Are you waking up in the morning dreading those first few steps because of the pain it causes in your feet? Do you avoid going barefoot on the beach because of the pain that develops in the arch of your foot?? There’s a good chance you make be suffering from plantar fasciitis.

Symptoms
Pain in the arch or the heel of the foot, usually worse with the first few steps in the morning or after sitting for a long period of time. The pain usually improves after a few minutes of walking or stretching. Some people complain of pain that develops after standing for a long period of time.

Causes
The plantar fascia is a thick band-like structure that originates from the heel bone (calcaneus) and attaches to the metatarsals. Plantar fasciitis is the result of inflammation and tightness of the fascia of the bottom of the foot.

Prevention & Treatment
Basic treatments include stretching, massage and ice. Other tips include filling a plastic soda bottle with cold water and rolling the injured, bare foot over the side of the bottle for 3 to 5 minutes at a time several times a day. Massaging the area with either a golf or tennis ball or cross-friction massage may help break up scar tissue.

Stretching exercises for plantar fascia focus on stretching the Achilles and calf muscles. Other exercises include trying to pick up a towel or small objects with the toes, which increases flexibility of the plantar fascia.


Achilles Tendinosis

February 25, 2007

Symptoms
Pain or swelling in the back of the calf, usually 2 to 3 inches above the back of the running shoe. The pain is typically worse when the heel strikes the ground or when pushing off from the ground on your toes.

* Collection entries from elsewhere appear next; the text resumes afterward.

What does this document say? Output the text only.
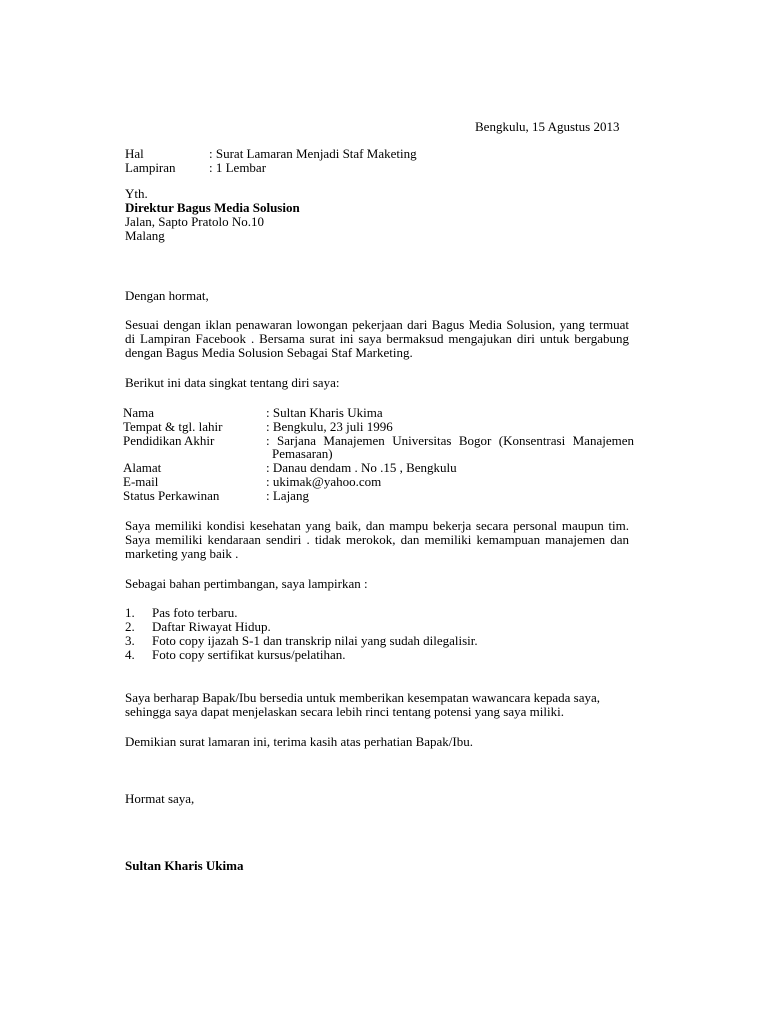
Bengkulu, 15 Agustus 2013
Hal	: Surat Lamaran Menjadi Staf Maketing
Lampiran	: 1 Lembar
Yth.
Direktur Bagus Media Solusion
Jalan, Sapto Pratolo No.10
Malang
Dengan hormat,
Sesuai dengan iklan penawaran lowongan pekerjaan dari Bagus Media Solusion, yang termuat di Lampiran Facebook . Bersama surat ini saya bermaksud mengajukan diri untuk bergabung dengan Bagus Media Solusion Sebagai Staf Marketing.
Berikut ini data singkat tentang diri saya:
Nama	: Sultan Kharis Ukima
Tempat & tgl. lahir	: Bengkulu, 23 juli 1996
Pendidikan Akhir	: Sarjana Manajemen Universitas Bogor (Konsentrasi Manajemen
Pemasaran)
Alamat	: Danau dendam . No .15 , Bengkulu
E-mail	: ukimak@yahoo.com
Status Perkawinan	: Lajang
Saya memiliki kondisi kesehatan yang baik, dan mampu bekerja secara personal maupun tim. Saya memiliki kendaraan sendiri . tidak merokok, dan memiliki kemampuan manajemen dan marketing yang baik .
Sebagai bahan pertimbangan, saya lampirkan :
1. Pas foto terbaru.
2. Daftar Riwayat Hidup.
3. Foto copy ijazah S-1 dan transkrip nilai yang sudah dilegalisir.
4. Foto copy sertifikat kursus/pelatihan.
Saya berharap Bapak/Ibu bersedia untuk memberikan kesempatan wawancara kepada saya,
sehingga saya dapat menjelaskan secara lebih rinci tentang potensi yang saya miliki.
Demikian surat lamaran ini, terima kasih atas perhatian Bapak/Ibu.
Hormat saya,
Sultan Kharis Ukima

A rupture of the Achilles can occur during a forceful push-off. Typically there is a “pop” or ripping sensation in the back of the calf, followed by pain and decreased movement of the ankle.

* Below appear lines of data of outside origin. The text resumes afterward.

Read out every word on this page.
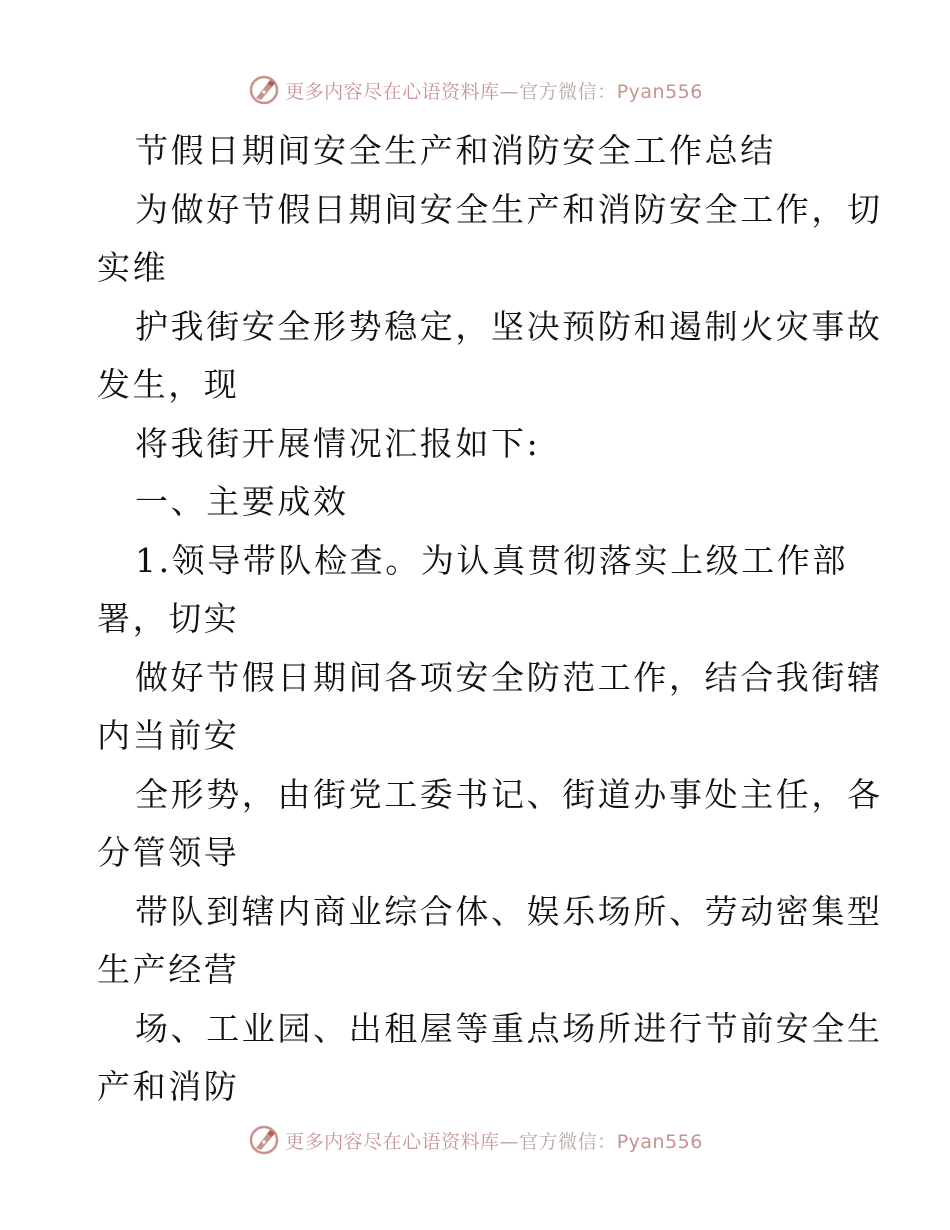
更多内容尽在心语资料库—官方微信：Pyan556
节假日期间安全生产和消防安全工作总结
为做好节假日期间安全生产和消防安全工作，切
实维
护我街安全形势稳定，坚决预防和遏制火灾事故
发生，现
将我街开展情况汇报如下:
一、主要成效
1.领导带队检查。为认真贯彻落实上级工作部
署，切实
做好节假日期间各项安全防范工作，结合我街辖
内当前安
全形势，由街党工委书记、街道办事处主任，各
分管领导
带队到辖内商业综合体、娱乐场所、劳动密集型
生产经营
场、工业园、出租屋等重点场所进行节前安全生
产和消防
更多内容尽在心语资料库—官方微信：Pyan556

A suspected Achilles rupture requires evaluation by a sports medicine physician and may require surgery or prolonged immobilization in a cast or walking boot.

Causes
Common causes of Achilles tendinitis include: tight calf muscles, recent increase in running mileage or running up hills. Over-pronation (rolling in of the foot) as well as high foot arches (pes cavus) and flat feet (pes planus) can also cause Achilles tendinitis.

Prevention
Prevention includes proper stretching, slowly increasing your mileage and proper running shoe selection.

Treatment
Ice decreases inflammation, pain, and swelling. Apply ice for 10 to 15 minutes three to four times a day. Anti-inflammatory pain medications such as ibuprofen (Motrin or Advil) or naprosyn (Aleve or Naproxen) as directed by your physician.
Gentle range of motion and calf stretches can be helpful. Eccentric calf exercises can be helpful in recurrent cases.

These exercises are done by standing on a step or stairs with the toes on the step and the heels hanging off the step. Slowly lower your heel so that it drops below the step. You should feel a slight stretch in the calf. This movement is the eccentric or lengthening movement. Slowly return to the starting position. Repeat 10 to 15 times twice a day.